Gating currents associated with intramembrane charge displacement in HERG potassium channels.

HERG (human ether-a-go-go-related gene) encodes a delayed rectifier K+ channel vital to normal repolarization of cardiac action potentials. Attenuation of repolarizing K+ current caused by mutations in HERG or channel block by common medications prolongs ventricular action potentials and increases the risk of arrhythmia and sudden death. The critical role of HERG in maintenance of normal cardiac electrical activity derives from its unusual gating properties.
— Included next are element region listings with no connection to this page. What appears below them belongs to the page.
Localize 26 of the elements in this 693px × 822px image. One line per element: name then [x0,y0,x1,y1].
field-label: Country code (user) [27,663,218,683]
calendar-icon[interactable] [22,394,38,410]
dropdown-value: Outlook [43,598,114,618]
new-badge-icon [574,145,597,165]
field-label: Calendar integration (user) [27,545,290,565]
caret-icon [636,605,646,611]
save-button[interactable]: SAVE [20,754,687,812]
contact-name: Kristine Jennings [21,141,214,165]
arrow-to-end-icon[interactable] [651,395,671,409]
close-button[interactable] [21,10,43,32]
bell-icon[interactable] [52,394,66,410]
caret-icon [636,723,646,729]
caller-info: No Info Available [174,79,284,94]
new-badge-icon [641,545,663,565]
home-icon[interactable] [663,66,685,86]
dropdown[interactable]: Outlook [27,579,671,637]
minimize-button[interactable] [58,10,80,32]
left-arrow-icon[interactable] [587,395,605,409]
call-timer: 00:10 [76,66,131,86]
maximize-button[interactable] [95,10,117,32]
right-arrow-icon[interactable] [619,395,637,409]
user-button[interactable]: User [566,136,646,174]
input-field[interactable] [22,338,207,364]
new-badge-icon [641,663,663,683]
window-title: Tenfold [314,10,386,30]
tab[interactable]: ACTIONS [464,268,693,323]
Opposite to other voltage-gated K+ channels, the rate of HERG channel inactivation is faster than activation and appears to be intrinsically voltage dependent. To investigate voltage sensor movement associated with slow activation and fast inactivation, we characterized HERG gating currents. When the cut-open oocyte voltage clamp technique was used, membrane depolarization elicited gating current with fast and slow components that differed 100-fold in their kinetics. Unlike previously studied voltage-gated K+ channels, the bulk of charge movement in HERG was protracted, consistent with the slow rate of ionic current activation. Despite similar kinetic features, fast inactivation was not derived from the fast gating component. Analysis of an inactivation-deficient mutant HERG channel and a Markov kinetic model suggest that HERG inactivation is coupled to activation.